Among the controversial items in the budget presented by the Obama Administration last week is a substantial increase in tobacco taxes, which is earmarked to fund an expansion of pre-school education. Whatever the merits of the education plan, here are four reasons to oppose paying for it with higher taxes on smokers.

1. Tobacco taxes are regressive.

In 2008, then-candidate Barack Obama made a "firm pledge" on taxes. "Under my plan, no family making less than $250,000 a year will see any form of tax increase." Within a month of taking office, he signed the Children's Health Insurance Program Reauthorization Act (CHIPRA), imposing a more than doubling of the federal cigarette tax on smokers of every income.

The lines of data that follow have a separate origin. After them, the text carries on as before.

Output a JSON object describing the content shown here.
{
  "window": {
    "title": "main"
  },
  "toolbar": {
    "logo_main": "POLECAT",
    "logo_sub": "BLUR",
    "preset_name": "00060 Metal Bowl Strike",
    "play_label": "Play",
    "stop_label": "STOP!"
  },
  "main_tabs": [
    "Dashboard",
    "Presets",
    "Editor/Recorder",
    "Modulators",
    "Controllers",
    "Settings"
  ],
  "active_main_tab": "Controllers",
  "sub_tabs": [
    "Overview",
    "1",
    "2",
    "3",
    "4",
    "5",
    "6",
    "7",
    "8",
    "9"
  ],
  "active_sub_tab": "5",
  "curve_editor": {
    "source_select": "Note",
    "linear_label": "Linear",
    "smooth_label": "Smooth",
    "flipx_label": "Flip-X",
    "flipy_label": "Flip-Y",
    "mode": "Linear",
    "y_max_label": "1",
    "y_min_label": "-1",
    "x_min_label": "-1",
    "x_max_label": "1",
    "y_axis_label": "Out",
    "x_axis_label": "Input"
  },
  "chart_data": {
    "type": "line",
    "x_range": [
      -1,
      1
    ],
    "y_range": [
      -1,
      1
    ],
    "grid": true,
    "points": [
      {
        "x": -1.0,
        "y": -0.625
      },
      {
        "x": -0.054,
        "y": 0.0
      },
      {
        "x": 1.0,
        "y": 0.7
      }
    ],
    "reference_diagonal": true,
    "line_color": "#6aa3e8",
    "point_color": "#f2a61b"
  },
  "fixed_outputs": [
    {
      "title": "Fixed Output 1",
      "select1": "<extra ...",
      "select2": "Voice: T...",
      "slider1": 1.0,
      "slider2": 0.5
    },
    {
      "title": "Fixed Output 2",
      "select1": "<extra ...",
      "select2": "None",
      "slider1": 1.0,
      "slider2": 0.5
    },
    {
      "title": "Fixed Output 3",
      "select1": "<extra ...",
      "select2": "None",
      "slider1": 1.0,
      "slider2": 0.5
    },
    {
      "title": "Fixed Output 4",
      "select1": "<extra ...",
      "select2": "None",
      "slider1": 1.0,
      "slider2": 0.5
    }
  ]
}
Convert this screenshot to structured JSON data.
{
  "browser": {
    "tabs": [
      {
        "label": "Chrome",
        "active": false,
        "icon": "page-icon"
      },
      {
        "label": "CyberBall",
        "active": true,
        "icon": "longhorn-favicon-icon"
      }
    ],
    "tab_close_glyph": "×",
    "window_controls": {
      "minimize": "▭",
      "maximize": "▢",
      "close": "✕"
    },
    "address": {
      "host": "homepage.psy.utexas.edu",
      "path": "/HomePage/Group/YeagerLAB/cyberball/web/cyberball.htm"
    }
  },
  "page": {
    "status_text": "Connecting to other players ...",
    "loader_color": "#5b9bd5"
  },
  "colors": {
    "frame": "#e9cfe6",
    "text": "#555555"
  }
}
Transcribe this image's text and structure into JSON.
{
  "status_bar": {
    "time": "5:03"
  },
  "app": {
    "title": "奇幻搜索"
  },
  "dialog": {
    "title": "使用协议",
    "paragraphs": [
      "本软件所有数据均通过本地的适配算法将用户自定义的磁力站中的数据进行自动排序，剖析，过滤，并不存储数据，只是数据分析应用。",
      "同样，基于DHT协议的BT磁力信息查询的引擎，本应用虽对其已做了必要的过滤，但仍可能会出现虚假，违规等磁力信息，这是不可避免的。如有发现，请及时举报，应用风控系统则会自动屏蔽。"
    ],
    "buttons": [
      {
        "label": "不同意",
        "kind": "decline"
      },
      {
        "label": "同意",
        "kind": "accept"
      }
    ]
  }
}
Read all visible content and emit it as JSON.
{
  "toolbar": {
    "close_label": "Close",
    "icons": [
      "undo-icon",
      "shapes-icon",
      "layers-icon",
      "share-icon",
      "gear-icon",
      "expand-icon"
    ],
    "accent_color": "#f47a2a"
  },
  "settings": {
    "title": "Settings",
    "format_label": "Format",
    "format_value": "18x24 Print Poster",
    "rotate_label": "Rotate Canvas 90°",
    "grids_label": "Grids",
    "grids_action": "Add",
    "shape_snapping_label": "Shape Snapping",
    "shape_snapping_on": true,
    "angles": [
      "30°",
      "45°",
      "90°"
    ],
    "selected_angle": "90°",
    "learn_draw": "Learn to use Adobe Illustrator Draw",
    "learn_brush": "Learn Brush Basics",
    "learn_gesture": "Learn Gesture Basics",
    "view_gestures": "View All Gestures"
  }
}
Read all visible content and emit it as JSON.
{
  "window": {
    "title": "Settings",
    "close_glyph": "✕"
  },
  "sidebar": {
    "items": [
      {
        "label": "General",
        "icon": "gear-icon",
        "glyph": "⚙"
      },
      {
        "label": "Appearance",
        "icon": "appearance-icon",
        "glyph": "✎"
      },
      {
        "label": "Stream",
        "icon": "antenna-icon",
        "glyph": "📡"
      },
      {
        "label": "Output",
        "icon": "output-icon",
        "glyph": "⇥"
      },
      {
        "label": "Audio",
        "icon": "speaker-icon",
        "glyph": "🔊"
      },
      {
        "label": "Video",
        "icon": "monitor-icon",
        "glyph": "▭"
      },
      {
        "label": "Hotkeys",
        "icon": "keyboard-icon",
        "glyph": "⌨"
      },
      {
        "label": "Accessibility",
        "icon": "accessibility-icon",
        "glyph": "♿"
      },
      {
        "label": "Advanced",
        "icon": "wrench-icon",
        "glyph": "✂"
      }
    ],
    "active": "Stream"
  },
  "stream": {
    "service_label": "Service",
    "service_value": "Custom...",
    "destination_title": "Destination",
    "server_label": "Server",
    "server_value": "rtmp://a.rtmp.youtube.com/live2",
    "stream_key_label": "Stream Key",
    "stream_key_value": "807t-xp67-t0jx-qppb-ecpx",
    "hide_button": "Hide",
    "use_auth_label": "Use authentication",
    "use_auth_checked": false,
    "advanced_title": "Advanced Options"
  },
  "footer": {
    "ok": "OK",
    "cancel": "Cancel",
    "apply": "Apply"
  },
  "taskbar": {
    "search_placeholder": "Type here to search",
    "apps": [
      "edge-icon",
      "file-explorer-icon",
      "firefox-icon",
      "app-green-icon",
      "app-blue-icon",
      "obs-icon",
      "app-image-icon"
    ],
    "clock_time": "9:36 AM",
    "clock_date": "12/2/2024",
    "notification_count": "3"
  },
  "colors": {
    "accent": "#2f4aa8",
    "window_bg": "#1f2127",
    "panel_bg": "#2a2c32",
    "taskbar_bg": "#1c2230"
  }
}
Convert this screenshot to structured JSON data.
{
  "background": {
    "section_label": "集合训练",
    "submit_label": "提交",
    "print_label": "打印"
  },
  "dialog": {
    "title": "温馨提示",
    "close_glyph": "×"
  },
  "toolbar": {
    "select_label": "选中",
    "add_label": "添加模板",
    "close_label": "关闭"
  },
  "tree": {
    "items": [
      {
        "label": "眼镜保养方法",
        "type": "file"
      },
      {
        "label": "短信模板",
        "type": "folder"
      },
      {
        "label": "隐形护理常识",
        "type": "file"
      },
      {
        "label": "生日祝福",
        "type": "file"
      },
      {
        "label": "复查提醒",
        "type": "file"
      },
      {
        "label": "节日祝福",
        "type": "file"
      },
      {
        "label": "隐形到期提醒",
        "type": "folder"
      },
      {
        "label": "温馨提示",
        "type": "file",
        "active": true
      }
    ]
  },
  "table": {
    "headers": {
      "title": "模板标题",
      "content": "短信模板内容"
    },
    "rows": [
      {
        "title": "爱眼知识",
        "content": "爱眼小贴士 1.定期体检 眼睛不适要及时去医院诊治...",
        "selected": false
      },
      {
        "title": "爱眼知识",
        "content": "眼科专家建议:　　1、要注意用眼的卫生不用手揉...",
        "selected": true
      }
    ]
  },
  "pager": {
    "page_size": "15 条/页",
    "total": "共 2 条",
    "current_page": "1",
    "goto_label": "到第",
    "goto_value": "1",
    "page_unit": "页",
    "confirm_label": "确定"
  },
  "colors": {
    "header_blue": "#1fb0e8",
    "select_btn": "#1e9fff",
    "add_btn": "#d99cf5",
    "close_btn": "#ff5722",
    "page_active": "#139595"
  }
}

Like most excise taxes, the financial burden of cigarette taxes falls to a greater degree on those with lower incomes. A widely reported study of American smokers surveyed from 2010 to 2011 found that smokers making less than $30,000 per year spend 14 percent of their income on cigarettes. In New York, home to the highest cigarette taxes in the country, cigarettes consume nearly a quarter of their income. By comparison, smokers earning more than $60,000 per year spend just 2 percent of their income on cigarettes.

President Obama's new proposal would nearly double the federal cigarette tax yet again, from the current $1.01 per pack to $1.95, then keep raising it indexed to inflation. One may make the paternalistic argument that the tax makes some low-income smokers better off by forcing them to quit, but many who continue to smoke will be among those who can least afford it.

2. Smokers already pay their way.

Popular perception holds that smokers impose costs on society by consuming extra medical care at public expense. This is part of what prompted the class-action lawsuits against tobacco companies in the 1990s, culminating in the Master Settlement Agreement of 1998. Yet the evidence is that smokers pay their way, both by contributing more in excise taxes and by collecting less in services in their later years -- since, to put it nicely, they're not around as long to collect.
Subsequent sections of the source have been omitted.